WhisperNumber has been publishing unofficial estimates since 1998. The New Jersey-based company gathers its numbers from a group of anonymous investors who register with the site, runs these figures through “a proprietary algorithm,” and shares the results for free with its 85,000 users. (The company also sends tips based on its data about how stocks are likely to move on earnings to a smaller set of users who pay about $800 a year.) WhisperNumber’s president, John Scherr, says he has seen plenty of upstarts come and go. “I think he’s a bit late to the party with this,” he says of Drogen’s Estimize. “It’s a nice attempt, but I don’t think it’s going to fly.”

Drogen says he’s not out to topple WhisperNumber or anyone else in the business so much as roll them all into one big, transparent bag of numbers. “What we’re trying to disrupt here is the idea that the whisper number is a whisper number,” he writes in an e-mail. “We want it to be open and transparent where you can see exactly who it’s coming from and how the sausage is created. We actually pull their estimates into our site. We want people to know about them. They are just another data point.” (Scherr has since asked Drogen to remove the WhisperNumber data from Estimize. Drogen says he’ll comply.)

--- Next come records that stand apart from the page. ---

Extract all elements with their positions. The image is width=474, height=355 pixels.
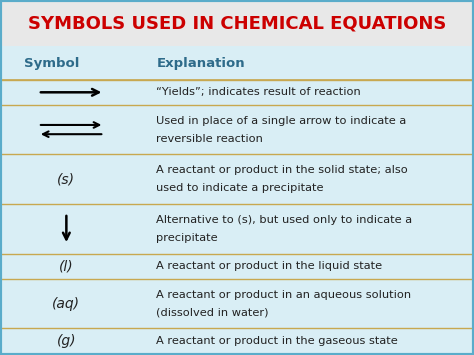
- Text: Used in place of a single arrow to indicate a: Used in place of a single arrow to indic…: [156, 116, 407, 126]
- Text: SYMBOLS USED IN CHEMICAL EQUATIONS: SYMBOLS USED IN CHEMICAL EQUATIONS: [28, 14, 446, 32]
- Text: (aq): (aq): [52, 296, 81, 311]
- Text: (s): (s): [57, 172, 75, 186]
- Text: Explanation: Explanation: [156, 57, 245, 70]
- Text: Alternative to (s), but used only to indicate a: Alternative to (s), but used only to ind…: [156, 215, 412, 225]
- Text: A reactant or product in the solid state; also: A reactant or product in the solid state…: [156, 165, 408, 175]
- Text: (g): (g): [56, 334, 76, 348]
- Text: (dissolved in water): (dissolved in water): [156, 307, 269, 317]
- FancyBboxPatch shape: [0, 46, 474, 355]
- Text: precipitate: precipitate: [156, 233, 218, 243]
- Text: A reactant or product in the gaseous state: A reactant or product in the gaseous sta…: [156, 336, 398, 346]
- Text: A reactant or product in an aqueous solution: A reactant or product in an aqueous solu…: [156, 290, 411, 300]
- Text: reversible reaction: reversible reaction: [156, 133, 263, 143]
- Text: A reactant or product in the liquid state: A reactant or product in the liquid stat…: [156, 261, 383, 271]
- FancyBboxPatch shape: [0, 0, 474, 46]
- Text: “Yields”; indicates result of reaction: “Yields”; indicates result of reaction: [156, 87, 361, 97]
- Text: used to indicate a precipitate: used to indicate a precipitate: [156, 183, 324, 193]
- Text: (l): (l): [59, 259, 73, 273]
- Text: Symbol: Symbol: [24, 57, 79, 70]
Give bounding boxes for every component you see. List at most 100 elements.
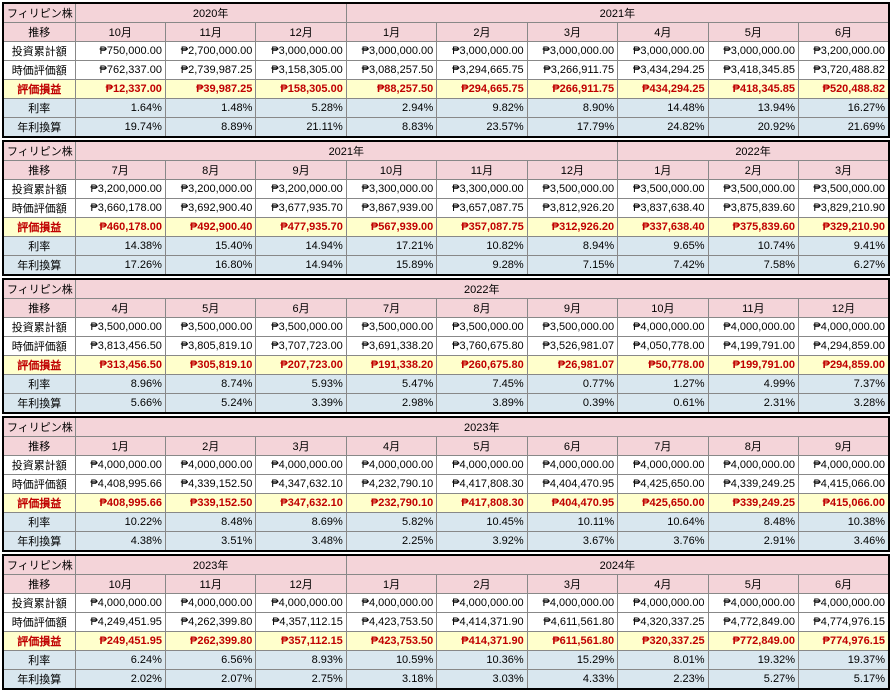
month-header: 4月 (618, 23, 708, 42)
cell-annual: 0.61% (618, 394, 708, 414)
cell-cum: ₱3,500,000.00 (799, 180, 890, 199)
year-header: 2022年 (618, 141, 889, 161)
cell-cum: ₱3,500,000.00 (708, 180, 798, 199)
month-header: 7月 (75, 161, 165, 180)
cell-cum: ₱3,200,000.00 (165, 180, 255, 199)
month-header: 6月 (256, 299, 346, 318)
month-header: 4月 (618, 575, 708, 594)
cell-mv: ₱4,357,112.15 (256, 613, 346, 632)
cell-mv: ₱4,339,152.50 (165, 475, 255, 494)
cell-annual: 2.91% (708, 532, 798, 552)
cell-rate: 17.21% (346, 237, 436, 256)
row-label-gain: 評価損益 (3, 80, 75, 99)
cell-rate: 10.38% (799, 513, 890, 532)
cell-mv: ₱4,320,337.25 (618, 613, 708, 632)
cell-cum: ₱3,500,000.00 (618, 180, 708, 199)
cell-cum: ₱3,200,000.00 (256, 180, 346, 199)
cell-cum: ₱3,500,000.00 (75, 318, 165, 337)
cell-cum: ₱4,000,000.00 (618, 594, 708, 613)
month-header: 10月 (75, 23, 165, 42)
cell-gain: ₱375,839.60 (708, 218, 798, 237)
cell-rate: 8.01% (618, 651, 708, 670)
row-label-rate: 利率 (3, 513, 75, 532)
cell-annual: 3.76% (618, 532, 708, 552)
month-header: 6月 (799, 575, 890, 594)
month-header: 5月 (165, 299, 255, 318)
cell-annual: 8.89% (165, 118, 255, 138)
cell-mv: ₱3,526,981.07 (527, 337, 617, 356)
month-header: 11月 (165, 575, 255, 594)
cell-gain: ₱418,345.85 (708, 80, 798, 99)
cell-mv: ₱3,837,638.40 (618, 199, 708, 218)
cell-gain: ₱158,305.00 (256, 80, 346, 99)
year-header: 2023年 (75, 555, 346, 575)
month-header: 2月 (437, 23, 527, 42)
row-label-gain: 評価損益 (3, 494, 75, 513)
cell-mv: ₱4,199,791.00 (708, 337, 798, 356)
cell-rate: 1.27% (618, 375, 708, 394)
cell-cum: ₱4,000,000.00 (75, 594, 165, 613)
cell-mv: ₱3,692,900.40 (165, 199, 255, 218)
row-label-rate: 利率 (3, 237, 75, 256)
cell-cum: ₱4,000,000.00 (346, 456, 436, 475)
cell-rate: 1.48% (165, 99, 255, 118)
cell-mv: ₱4,415,066.00 (799, 475, 890, 494)
cell-gain: ₱266,911.75 (527, 80, 617, 99)
year-header: 2020年 (75, 3, 346, 23)
cell-mv: ₱4,772,849.00 (708, 613, 798, 632)
cell-rate: 5.28% (256, 99, 346, 118)
cell-mv: ₱3,418,345.85 (708, 61, 798, 80)
cell-cum: ₱3,500,000.00 (527, 318, 617, 337)
cell-gain: ₱337,638.40 (618, 218, 708, 237)
cell-gain: ₱357,087.75 (437, 218, 527, 237)
month-header: 12月 (799, 299, 890, 318)
month-header: 9月 (256, 161, 346, 180)
cell-gain: ₱294,859.00 (799, 356, 890, 375)
cell-rate: 10.82% (437, 237, 527, 256)
stock-label: フィリピン株 (3, 555, 75, 575)
cell-annual: 24.82% (618, 118, 708, 138)
month-header: 5月 (437, 437, 527, 456)
month-header: 3月 (256, 437, 346, 456)
trend-label: 推移 (3, 575, 75, 594)
cell-annual: 2.75% (256, 670, 346, 690)
cell-rate: 15.40% (165, 237, 255, 256)
cell-rate: 5.93% (256, 375, 346, 394)
row-label-gain: 評価損益 (3, 356, 75, 375)
cell-gain: ₱520,488.82 (799, 80, 890, 99)
cell-rate: 7.45% (437, 375, 527, 394)
month-header: 9月 (527, 299, 617, 318)
cell-annual: 3.18% (346, 670, 436, 690)
cell-cum: ₱4,000,000.00 (618, 318, 708, 337)
cell-rate: 10.22% (75, 513, 165, 532)
cell-annual: 3.89% (437, 394, 527, 414)
month-header: 2月 (708, 161, 798, 180)
row-label-annual: 年利換算 (3, 118, 75, 138)
cell-annual: 3.03% (437, 670, 527, 690)
cell-cum: ₱3,000,000.00 (346, 42, 436, 61)
cell-rate: 14.48% (618, 99, 708, 118)
cell-annual: 17.79% (527, 118, 617, 138)
trend-label: 推移 (3, 299, 75, 318)
cell-cum: ₱3,500,000.00 (527, 180, 617, 199)
cell-mv: ₱4,774,976.15 (799, 613, 890, 632)
cell-mv: ₱4,611,561.80 (527, 613, 617, 632)
cell-annual: 7.42% (618, 256, 708, 276)
cell-gain: ₱774,976.15 (799, 632, 890, 651)
cell-rate: 10.36% (437, 651, 527, 670)
cell-rate: 15.29% (527, 651, 617, 670)
cell-annual: 2.25% (346, 532, 436, 552)
cell-annual: 2.02% (75, 670, 165, 690)
cell-rate: 2.94% (346, 99, 436, 118)
cell-rate: 1.64% (75, 99, 165, 118)
cell-mv: ₱3,691,338.20 (346, 337, 436, 356)
cell-rate: 14.38% (75, 237, 165, 256)
cell-cum: ₱4,000,000.00 (527, 594, 617, 613)
trend-label: 推移 (3, 23, 75, 42)
cell-rate: 10.11% (527, 513, 617, 532)
cell-gain: ₱249,451.95 (75, 632, 165, 651)
row-label-gain: 評価損益 (3, 632, 75, 651)
cell-rate: 4.99% (708, 375, 798, 394)
cell-rate: 6.24% (75, 651, 165, 670)
cell-annual: 15.89% (346, 256, 436, 276)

Estimize does allow users to remain pseudonymous, which Scherr suggests undercuts Drogen’s rhetoric of transparency. “If you’re going to go the transparency route, you’ve got to use real names,” he says. “If you’re right, you want to be known, but most people aren’t right. Most people are wrong. And nobody wants to be known as the guy who has a 50 percent accuracy rating.” But the pseudonymous Web, says Drogen, is the future. “We don’t care that you don’t identify yourself as who you are in real life, as long as you create a track record,” he writes by e-mail. “It allows 18-year-old kids who are amazing traders to share their ideas, and be recognized for the quality of what they are sharing,” which is why the site is now hosting a $10,000 challenge for the best estimators.

If all goes according to plan, Drogen will eventually make himself obsolete. As estimates get closer and closer to results, the trading opportunities disappear. “If we’re successful at this, we take a massive amount of volatility out of the market,” he says, “and we’ll be happy if we disrupt ourselves, we’ll be really happy that we succeeded.”